I wasn't able to find any real documetation either.
So I had to resort to studying the source at http://www.codeforge.com/read/7074/compr_rtime.c__html

Here's what I figured out. The Rtime compressed data is encoded in byte pairs.
Where the first item is a data byte and the second item is a repeat counter.

The Rtime algorithm iterates over the input data one byte at a time. It
remembers the position of the last occurence of the current byte plus one.
It calls this 'backpos'. So for example, if 'A' was last seen at position 0,
it's backpos would be 1.
The distance between the positions of the current byte and the backpos creates
sort of a LZ77-ish sliding window. Rtime then goes on to compare the next input byte
with the one at backpos. If they're identical, it increments the repeat counter by one.
It keeps doing that until either a difference is detected or the end of the input is reached.

Nuff said! Here's an example:

**Compression**

Given the following input:

A B B B A B B B A

1) The first input byte is an A, so Rtime stores an A as the first item
of the first pair of the compressed result. Since it has never seen an
A before backpos of A is zero.

[A] B B B A B B B A
^ ^
|__|
=?

Next it compares the byte at backpos and the next byte of the input
(namely A and B). Since they're not the same, Rtime uses a repeat count
of zero. So the first pair is (A, 0).

2) The second input byte is a B. Rtime stores a B as the first item of
the second pair of the result. Since it has never seen a B before, the
backpos of B is also zero. It goes on to compare the byte at backpos
with the next input byte:

A [B] B B A B B B A
^ ^
|_____|
=?

They're clearly not the equal. So the repeat count is again zero.
Hence the second result pair is (B, 0).

3) The third byte is again B. Rtime stores a B as the first item of
the third pair of the result. Since it has encountered a B at position 1 in the
previous iteration, backpos is now 2.

It goes on to compare the byte at backpos (index 2) with the next input byte (index 3):

A B [B] B A B B B A
^ ^
|__|
=?

They're equal so the repeat count is set to 1.

A B [B] B A B B B A
^ ^
|__|
=?

Rtime compares the next two bytes, but they're different. So comparison stops
an the third pair of the result is (B, 1)

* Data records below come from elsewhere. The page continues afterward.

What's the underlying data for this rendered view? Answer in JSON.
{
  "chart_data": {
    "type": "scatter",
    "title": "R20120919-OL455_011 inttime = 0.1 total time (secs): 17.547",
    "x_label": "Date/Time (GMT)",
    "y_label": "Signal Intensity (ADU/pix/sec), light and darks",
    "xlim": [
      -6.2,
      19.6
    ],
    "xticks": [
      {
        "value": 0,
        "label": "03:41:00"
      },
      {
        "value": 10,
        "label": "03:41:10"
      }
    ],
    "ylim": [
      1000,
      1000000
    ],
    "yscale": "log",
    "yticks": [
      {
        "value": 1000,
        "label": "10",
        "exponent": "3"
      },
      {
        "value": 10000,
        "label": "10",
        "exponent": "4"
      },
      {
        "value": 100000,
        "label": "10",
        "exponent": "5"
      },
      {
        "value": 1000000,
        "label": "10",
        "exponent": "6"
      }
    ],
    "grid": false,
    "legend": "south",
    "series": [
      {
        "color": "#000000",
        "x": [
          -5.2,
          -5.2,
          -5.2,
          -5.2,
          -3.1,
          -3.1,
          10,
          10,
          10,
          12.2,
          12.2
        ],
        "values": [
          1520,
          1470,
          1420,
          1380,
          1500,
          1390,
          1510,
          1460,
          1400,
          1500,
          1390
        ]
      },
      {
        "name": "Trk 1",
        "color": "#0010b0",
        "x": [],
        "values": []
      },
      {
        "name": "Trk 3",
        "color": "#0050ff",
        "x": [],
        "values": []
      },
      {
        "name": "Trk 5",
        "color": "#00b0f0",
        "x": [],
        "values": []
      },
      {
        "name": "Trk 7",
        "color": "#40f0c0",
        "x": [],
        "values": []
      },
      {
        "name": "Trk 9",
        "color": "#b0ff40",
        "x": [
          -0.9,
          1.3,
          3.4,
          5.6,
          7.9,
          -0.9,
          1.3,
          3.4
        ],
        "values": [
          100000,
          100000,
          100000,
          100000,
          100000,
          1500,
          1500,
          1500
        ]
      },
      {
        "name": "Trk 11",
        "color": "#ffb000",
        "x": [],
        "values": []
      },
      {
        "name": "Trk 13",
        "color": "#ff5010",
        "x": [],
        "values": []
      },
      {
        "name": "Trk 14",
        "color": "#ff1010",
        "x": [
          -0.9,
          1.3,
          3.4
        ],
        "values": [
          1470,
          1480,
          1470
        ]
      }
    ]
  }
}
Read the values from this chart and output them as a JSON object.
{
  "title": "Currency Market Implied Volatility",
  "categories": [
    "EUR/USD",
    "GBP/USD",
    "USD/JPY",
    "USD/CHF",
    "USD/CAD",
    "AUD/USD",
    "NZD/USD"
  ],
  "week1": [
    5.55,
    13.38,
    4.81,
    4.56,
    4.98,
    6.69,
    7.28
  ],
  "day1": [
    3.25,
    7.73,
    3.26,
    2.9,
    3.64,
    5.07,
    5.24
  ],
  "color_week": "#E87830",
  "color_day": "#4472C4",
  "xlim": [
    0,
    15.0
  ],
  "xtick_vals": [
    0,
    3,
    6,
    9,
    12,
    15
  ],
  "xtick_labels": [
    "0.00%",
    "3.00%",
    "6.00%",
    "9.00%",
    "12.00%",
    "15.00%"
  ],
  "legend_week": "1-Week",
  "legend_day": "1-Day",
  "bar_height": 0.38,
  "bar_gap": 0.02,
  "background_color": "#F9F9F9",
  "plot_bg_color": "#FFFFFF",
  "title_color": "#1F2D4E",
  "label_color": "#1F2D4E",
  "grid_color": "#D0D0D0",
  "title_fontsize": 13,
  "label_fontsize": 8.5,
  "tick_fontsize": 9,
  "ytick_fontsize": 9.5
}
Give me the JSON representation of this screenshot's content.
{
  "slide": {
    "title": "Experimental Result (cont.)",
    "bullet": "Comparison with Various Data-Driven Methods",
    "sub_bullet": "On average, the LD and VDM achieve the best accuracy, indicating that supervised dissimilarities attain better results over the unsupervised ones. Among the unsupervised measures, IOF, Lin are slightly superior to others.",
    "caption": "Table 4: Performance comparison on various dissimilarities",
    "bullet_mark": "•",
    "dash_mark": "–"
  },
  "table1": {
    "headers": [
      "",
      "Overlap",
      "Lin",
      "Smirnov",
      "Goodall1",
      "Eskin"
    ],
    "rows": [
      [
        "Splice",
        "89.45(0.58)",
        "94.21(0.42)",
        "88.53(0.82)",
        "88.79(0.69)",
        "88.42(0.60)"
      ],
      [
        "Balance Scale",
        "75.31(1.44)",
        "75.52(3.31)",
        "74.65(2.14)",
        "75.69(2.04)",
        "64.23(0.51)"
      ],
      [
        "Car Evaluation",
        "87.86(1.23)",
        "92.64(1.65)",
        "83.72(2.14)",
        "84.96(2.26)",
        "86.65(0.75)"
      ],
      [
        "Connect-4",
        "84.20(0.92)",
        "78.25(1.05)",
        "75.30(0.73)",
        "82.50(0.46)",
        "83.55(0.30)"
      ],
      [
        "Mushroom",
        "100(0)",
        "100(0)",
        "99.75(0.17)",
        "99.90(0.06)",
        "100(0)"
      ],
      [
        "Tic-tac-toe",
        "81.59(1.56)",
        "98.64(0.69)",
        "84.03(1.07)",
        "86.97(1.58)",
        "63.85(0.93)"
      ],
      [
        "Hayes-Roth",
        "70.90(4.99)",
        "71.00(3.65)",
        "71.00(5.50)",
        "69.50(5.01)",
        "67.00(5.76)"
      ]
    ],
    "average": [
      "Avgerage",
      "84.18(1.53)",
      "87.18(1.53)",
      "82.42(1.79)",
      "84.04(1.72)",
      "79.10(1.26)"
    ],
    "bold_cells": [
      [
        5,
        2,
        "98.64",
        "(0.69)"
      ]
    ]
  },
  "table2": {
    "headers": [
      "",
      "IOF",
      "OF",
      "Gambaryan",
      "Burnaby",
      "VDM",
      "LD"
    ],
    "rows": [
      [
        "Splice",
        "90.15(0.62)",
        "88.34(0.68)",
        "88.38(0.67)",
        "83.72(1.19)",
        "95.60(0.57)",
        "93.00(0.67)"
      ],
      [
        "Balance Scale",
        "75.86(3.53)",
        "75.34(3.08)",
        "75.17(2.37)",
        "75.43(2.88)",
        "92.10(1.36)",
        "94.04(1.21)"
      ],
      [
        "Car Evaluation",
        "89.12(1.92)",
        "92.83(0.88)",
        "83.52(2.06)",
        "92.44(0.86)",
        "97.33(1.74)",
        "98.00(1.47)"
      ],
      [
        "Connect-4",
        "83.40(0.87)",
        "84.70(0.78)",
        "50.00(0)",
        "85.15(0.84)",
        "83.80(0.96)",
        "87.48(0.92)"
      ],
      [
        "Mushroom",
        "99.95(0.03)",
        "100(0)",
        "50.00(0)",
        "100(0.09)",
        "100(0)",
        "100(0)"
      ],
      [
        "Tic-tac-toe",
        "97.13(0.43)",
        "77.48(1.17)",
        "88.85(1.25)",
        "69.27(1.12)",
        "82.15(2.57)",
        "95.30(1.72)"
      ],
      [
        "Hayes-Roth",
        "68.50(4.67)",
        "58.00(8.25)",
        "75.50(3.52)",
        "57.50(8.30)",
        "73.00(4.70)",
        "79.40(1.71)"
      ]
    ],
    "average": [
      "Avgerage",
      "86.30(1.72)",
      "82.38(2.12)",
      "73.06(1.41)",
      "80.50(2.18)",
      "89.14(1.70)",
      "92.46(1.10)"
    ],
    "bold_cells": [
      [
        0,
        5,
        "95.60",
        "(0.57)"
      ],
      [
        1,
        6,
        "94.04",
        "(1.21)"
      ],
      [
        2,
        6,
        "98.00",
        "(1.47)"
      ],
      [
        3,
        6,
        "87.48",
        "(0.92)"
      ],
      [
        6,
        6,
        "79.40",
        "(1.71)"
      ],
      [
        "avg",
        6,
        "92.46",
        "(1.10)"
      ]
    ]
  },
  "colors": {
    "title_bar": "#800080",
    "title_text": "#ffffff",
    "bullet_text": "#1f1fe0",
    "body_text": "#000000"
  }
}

4) Since we had a successful repeat on the last iteration, the fourth input byte
has already been covered and we can now continue with the fifth byte. Which is A.
So the first item of the fourth result pair is A. Since it has encountered a A at
position 0 in the first iteration, backpos is 1.

At this point things become interesting. The next four comparisons will succeed
and Rtime has to stop because it has reached the end of the input.

A B B B [A] B B B A
^ ^
|___________|
=?
A B B B [A] B B B A
^ ^
|___________|
=?
A B B B [A] B B B A
^ ^
|___________|
=?
A B B B [A] B B B A
^ ^
|___________|
=?

So the fourth and last result pair is (A, 4). All in all the compressed result is:
(A, 0)(B, 0)(B, 1)(A, 4).

This requires "only" 8 bytes whereas the original input was 9 Bytes.

**Decompression**

The decompression works exactly the same, but in reverse order.
Given the above result:

(A, 0)(B, 0)(B, 1)(A, 4).

1) The first value of the first pair is A. So right away, we can put an A at the first position
of the result. And since the repeat count is zero, this iteration is done. Backpos of A is 0.

compressed: [A, 0](B, 0)(B, 1)(A, 4)
decompressed: [A]

2) The second pair contains B. We put a B at the second position of the result.
And since the repeat count is zero, this iteration is also done. Backpos of B is 1.

compressed: (A, 0)[B, 0](B, 1)(A, 4)
decompressed: A [B]

3) The third pair contains B. We put a B at the third position of the result. And the repeat count
is 1 in this case. So we append the byte at backpos (which is still 1 at this point) to the
end of the result. Backpos of B then set to 2.

compressed: (A, 0)(B, 0)[B, 1](A, 4)
decompressed: A B [B]+B+

4) The fourth pair contains A. We put a A at fifth position the result. The repeat count
is 4. So we append four bytes starting at backpos (which is still 0 at this point) to the
end of the decompressed stream.

compressed: (A, 0)(B, 0)(B, 1)[A, 4]
decompressed: A B B B [A]+A++B++B++B+

And we're done :)

Hope this helps a little.

Unless there is a lot of redundancy in the input, Rtime will not produce results that are smaller than the original. In the comments of the C implementation I read somewhere that Rtime is only used to further compress an already gzipped image. Presumably gzip contains very little redundancies. I wonder how often Rtime will actually yield improved results.